Yes, it is.  My wife work recently in a vascular ICU in Tampa.  They could do a heart transplant on a medicaid patient, discharge that patient, and have them come back in to the ER with a heroin overdose 25 days later, and the hospital got fined.
Title: Re: Using street social workers to prevent hospital readmissions
Post by: Perd Hapley on April 10, 2016, 10:41:07 PM
You've got to admit, Hawkmoon, that it makes as much sense as every other aspect of POST EDITED BECAUSE OF NICKNAMING


 :rofl:

Is it still OK to call it Obamacare?
Title: Re: Using street social workers to prevent hospital readmissions
Post by: Scout26 on April 11, 2016, 08:26:37 AM

 :rofl:

Is it still OK to call it Obamacare?

Yes.

Back to the OP:


Would it not be cheaper just to hide the bodies?
Title: Re: Using street social workers to prevent hospital readmissions
Post by: makattak on April 11, 2016, 08:30:22 AM
Brought to you by the same folks who brought us Common Core.

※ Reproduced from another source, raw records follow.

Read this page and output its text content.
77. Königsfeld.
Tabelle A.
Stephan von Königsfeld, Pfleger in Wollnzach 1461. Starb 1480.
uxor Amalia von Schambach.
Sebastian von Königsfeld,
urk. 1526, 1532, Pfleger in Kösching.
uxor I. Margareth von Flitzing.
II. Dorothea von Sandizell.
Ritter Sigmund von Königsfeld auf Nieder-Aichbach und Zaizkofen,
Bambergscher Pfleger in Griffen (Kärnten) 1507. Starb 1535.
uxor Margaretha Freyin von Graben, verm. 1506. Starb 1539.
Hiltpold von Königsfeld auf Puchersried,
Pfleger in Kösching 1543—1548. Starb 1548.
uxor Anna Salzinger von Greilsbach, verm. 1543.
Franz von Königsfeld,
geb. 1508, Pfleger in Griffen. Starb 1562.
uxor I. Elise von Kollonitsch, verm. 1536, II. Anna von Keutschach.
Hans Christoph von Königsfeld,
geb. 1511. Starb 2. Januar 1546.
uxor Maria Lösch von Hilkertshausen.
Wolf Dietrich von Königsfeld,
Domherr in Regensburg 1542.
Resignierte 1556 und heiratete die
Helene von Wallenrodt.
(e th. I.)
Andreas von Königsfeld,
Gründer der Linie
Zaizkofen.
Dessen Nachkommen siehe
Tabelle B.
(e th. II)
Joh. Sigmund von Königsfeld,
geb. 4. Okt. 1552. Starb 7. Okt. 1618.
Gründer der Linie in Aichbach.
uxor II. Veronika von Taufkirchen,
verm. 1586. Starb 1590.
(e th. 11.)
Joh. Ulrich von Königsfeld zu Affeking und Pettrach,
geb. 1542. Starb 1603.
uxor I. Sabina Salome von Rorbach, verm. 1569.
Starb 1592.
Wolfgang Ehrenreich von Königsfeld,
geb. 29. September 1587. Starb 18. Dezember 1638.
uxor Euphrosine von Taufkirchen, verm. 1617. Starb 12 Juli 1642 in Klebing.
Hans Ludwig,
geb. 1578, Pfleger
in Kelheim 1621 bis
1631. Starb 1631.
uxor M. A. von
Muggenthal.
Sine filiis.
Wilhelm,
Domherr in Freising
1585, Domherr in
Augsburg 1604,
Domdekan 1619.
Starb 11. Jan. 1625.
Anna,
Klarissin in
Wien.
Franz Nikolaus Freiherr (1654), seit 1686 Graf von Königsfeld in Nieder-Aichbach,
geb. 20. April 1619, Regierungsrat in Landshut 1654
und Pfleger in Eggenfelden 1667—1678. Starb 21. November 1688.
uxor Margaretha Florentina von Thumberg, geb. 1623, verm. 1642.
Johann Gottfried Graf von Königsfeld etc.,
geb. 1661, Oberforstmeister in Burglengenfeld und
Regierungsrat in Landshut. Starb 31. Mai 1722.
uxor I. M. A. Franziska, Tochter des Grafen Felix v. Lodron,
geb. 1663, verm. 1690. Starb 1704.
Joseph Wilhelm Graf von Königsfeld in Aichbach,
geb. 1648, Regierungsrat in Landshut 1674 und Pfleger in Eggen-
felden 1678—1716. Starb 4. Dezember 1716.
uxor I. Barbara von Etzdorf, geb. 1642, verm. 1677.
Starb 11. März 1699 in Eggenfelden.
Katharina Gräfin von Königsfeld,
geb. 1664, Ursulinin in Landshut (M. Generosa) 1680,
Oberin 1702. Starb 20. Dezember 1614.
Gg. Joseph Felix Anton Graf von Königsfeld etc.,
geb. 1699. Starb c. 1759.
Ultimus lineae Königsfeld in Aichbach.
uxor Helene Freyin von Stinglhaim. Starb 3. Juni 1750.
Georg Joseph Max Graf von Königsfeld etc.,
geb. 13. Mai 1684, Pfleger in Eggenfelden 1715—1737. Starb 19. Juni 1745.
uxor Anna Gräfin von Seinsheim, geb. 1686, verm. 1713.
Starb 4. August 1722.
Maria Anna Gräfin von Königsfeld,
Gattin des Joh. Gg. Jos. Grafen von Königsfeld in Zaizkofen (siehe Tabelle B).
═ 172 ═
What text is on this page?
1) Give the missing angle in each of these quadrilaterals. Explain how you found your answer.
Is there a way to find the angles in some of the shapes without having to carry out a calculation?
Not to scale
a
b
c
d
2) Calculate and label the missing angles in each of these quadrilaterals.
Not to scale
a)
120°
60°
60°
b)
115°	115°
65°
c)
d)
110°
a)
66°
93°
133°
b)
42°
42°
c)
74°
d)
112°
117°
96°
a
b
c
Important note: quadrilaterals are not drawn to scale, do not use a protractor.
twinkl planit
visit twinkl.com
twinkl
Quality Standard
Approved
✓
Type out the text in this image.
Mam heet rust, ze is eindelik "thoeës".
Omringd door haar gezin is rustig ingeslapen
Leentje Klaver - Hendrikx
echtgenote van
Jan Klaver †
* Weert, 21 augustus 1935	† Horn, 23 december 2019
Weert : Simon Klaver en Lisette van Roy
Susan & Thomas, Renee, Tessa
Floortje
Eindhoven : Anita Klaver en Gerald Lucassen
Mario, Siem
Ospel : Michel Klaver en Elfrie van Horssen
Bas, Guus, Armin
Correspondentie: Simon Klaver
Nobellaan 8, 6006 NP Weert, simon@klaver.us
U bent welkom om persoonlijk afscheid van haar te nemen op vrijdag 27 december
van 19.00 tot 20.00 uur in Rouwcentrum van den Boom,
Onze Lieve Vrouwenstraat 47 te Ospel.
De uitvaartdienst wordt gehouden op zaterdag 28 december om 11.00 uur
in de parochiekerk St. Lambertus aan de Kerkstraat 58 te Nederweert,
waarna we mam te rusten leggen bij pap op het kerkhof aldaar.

It's the New Math, stupid. Get with the program. 2+2 doesn't equal 4 any more -- now 2+2 equals red, or peaches, or ... something. Anything but 4.

No, 2 + 2 is now:

││ + ││ = ││││
Title: Re: Using street social workers to prevent hospital readmissions
Post by: Boomhauer on April 11, 2016, 10:49:41 PM
Would it not be cheaper just to hide the bodies?

A LOT cheaper in fact, considering dead gangbangers can't continue their lifelong criminal career, so it's not just the fines that would be avoided. It's a lifetime of medical care, just for starters...

Title: Re: Using street social workers to prevent hospital readmissions
Post by: Boomhauer on April 11, 2016, 10:51:01 PM
You're still talking about an additional cost being imposed by government fines, so how is it making healthcare more affordable?

Hush now this was one of those things that was found out after we passed it to find out what was in it.